The findings, published Thursday in the journal Science, also offer new insights into the origins of the largest and most deadly Ebola outbreak in history, which has killed more than 1,500 people in four countries and shows few signs of slowing. It also provided another reminder of the deep toll the outbreak has taken on health workers and others in the affected areas, as five of the paper’s more than 50 co-authors died from Ebola before publication.
In a collaboration led by scientists at Harvard University and aided by officials at Sierra Leone’s health ministry, researchers sequenced Ebola virus genomes from 78 patients beginning in the early days of the outbreak this spring. Those 99 samples — some patients were tested more than once — suggested that the outbreak began with a single human infection before spreading rapidly, like a spark that grows into a wildfire.

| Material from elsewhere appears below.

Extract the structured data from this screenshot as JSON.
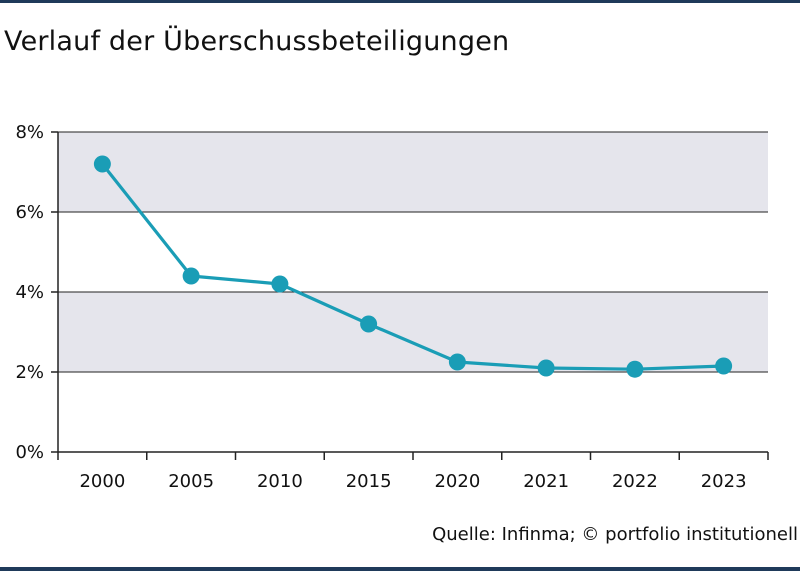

Ebola’s arrival in Sierra Leone in May started with a funeral, according to Thursday’s findings. A young pregnant woman tested positive for the virus and was treated at Kenema Government Hospital. Health workers who traced her contacts discovered that she and more than a dozen other women recently had attended the burial of a traditional healer who had been treating Ebola patients near the Sierra Leone-Guinea border. All of them had been infected.